Research and development of a new medicinal product is a long process. It includes isolation of active substance, pharmacological and toxicological testing as well as pre-clinical and clinical trials. Also, before placing the orphan medicinal product on the market, it is necessary to obtain marketing authorization.

In the last century, there were only a few medicinal products for the treatment of rare diseases. However, things took another turn in 1999 with adoption of EU Regulation on orphan medicinal products. Since then, the number of orphan drugs on the market has increased, as EU Regulation offers incentives to their sponsors. According to EMA, from the period of 2000-2020, there were 3678 applications for orphan designation. 2397 of them have obtained the positive opinion of Committee for Orphan Medicinal Products, and 2382 medicinal products have met the criteria for EC Designations (Table 1).

Applications for orphan medicinal product designation
Table 1. Applications for orphan medicinal product designation

Granting orphan designation

Firstly, before applying for a marketing authorization, the medicinal product indicated for treatment of rare diseases must receive orphan status. Then, EMA’s Committee for Orphan Medicinal Product (COMP) assess the application for orphan designation. After the evaluation of application, the opinion is sent to the European Commission which is in charge of granting orphan designation.

According to EMA, medicinal product must fulfill several criteria to obtain orphan status:

  • Use of medicinal product in the treatment, prevention or diagnosis of life-threatening or chronic disease.
  • The prevalence of the condition in the EU must not be more than 5 in 10 000 or it must be unlikely that marketing of the medicinal product would generate sufficient returns to justify the investment needed for its development.  
  • Patients having a rare disease must have significant benefits from the medicinal product.

Marketing authorization stage

After the medicinal product has received the orphan status, sponsor submits the application for the marketing authorization through a centralized procedure. Then EMA’s Committee for Medicinal Products for Human Use (CHMP) assess the application for a marketing authorization. The assessment is afterwards sent to the European Commission (EC) which makes the final decision on granting the marketing authorization.
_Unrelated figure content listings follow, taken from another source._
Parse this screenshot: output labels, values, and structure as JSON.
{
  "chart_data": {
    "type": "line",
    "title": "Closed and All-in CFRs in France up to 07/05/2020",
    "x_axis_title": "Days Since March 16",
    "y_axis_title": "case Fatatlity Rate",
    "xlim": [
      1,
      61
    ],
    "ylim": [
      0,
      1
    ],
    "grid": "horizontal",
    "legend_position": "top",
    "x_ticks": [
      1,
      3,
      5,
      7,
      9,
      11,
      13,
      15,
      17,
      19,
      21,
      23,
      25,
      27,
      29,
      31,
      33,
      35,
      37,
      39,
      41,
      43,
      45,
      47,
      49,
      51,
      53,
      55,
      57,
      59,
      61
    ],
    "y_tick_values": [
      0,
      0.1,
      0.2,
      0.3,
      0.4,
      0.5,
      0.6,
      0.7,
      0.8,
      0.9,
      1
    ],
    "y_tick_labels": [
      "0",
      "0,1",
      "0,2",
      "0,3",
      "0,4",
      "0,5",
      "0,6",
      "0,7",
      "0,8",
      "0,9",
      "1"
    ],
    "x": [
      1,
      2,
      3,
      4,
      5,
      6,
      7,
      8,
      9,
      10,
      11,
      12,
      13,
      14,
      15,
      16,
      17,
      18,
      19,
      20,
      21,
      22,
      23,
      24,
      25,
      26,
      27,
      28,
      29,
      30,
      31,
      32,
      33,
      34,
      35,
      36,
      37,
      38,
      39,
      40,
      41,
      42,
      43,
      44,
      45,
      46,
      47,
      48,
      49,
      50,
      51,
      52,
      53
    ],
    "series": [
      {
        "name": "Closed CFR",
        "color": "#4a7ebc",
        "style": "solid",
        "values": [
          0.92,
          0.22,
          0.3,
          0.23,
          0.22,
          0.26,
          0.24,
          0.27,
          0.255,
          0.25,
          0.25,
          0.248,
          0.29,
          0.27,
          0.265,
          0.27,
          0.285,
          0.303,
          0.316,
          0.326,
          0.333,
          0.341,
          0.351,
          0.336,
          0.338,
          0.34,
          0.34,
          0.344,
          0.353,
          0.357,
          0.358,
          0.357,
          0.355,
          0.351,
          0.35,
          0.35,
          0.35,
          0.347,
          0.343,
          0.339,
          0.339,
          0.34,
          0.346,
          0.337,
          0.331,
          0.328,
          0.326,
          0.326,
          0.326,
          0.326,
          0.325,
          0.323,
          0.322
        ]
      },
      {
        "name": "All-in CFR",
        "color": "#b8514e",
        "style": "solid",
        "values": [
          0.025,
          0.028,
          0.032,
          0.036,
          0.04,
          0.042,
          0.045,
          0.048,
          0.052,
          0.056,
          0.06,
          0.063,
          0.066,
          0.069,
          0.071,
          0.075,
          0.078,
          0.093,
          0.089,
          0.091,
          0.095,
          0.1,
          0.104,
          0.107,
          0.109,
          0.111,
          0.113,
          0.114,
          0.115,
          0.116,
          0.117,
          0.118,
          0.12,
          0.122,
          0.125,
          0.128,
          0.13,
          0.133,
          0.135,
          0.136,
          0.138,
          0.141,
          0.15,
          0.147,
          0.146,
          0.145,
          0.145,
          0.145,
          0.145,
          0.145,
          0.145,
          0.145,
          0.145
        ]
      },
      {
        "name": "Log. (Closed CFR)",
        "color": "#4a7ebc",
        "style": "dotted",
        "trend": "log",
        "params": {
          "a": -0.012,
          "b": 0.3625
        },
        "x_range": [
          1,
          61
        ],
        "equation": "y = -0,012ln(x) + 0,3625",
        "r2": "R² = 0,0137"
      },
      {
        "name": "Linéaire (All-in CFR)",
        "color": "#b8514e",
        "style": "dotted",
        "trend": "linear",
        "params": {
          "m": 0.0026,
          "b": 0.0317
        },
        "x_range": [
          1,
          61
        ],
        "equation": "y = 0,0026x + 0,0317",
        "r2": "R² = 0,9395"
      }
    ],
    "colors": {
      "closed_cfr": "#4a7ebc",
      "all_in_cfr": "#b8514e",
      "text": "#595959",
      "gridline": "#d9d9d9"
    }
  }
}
In certain situations, conditional marketing authorization is possible. It means that designated orphan drugs administration to patients may be possible under compassionate use. This is a treatment option that allows the use of an unauthorized medicinal product outside a clinical study.

Considering the use of orphan drugs in a small number of patients, it is unprofitable to the pharmaceutical industry to design them. Consequently, there is small interest in this area of research. To motivate the sponsor to develop and invest in medicinal products for rare diseases, EMA offers them benefits such as:

  • marketing exclusivity (grants that other medicinal product will not be granted MA for the same indication, during the period of 10 years)
  • fee reductions and protocol assistance.

More than a half of orphan drugs approved are indicated for peadiatric use. For orphan medicinal products with peadiatric investigational plan and results of these studies presented in product information, EMA grants additional 2 years of marketing exclusivity.

How are orphan medicinal products a global topic

The number of described rare diseases is constantly increasing. To encourage research in the treatment of rare diseases, EMA collaborates with the US Food and Drug Administration (FDA) and the Japanese Ministry for Health, Labour and Welfare (MHLW) for issues concerning orphan designation. Hopefully, there will be more interest and funds for finance of orphan medicinal products research, in order to increase the number of orphan drugs on the market in the upcoming years.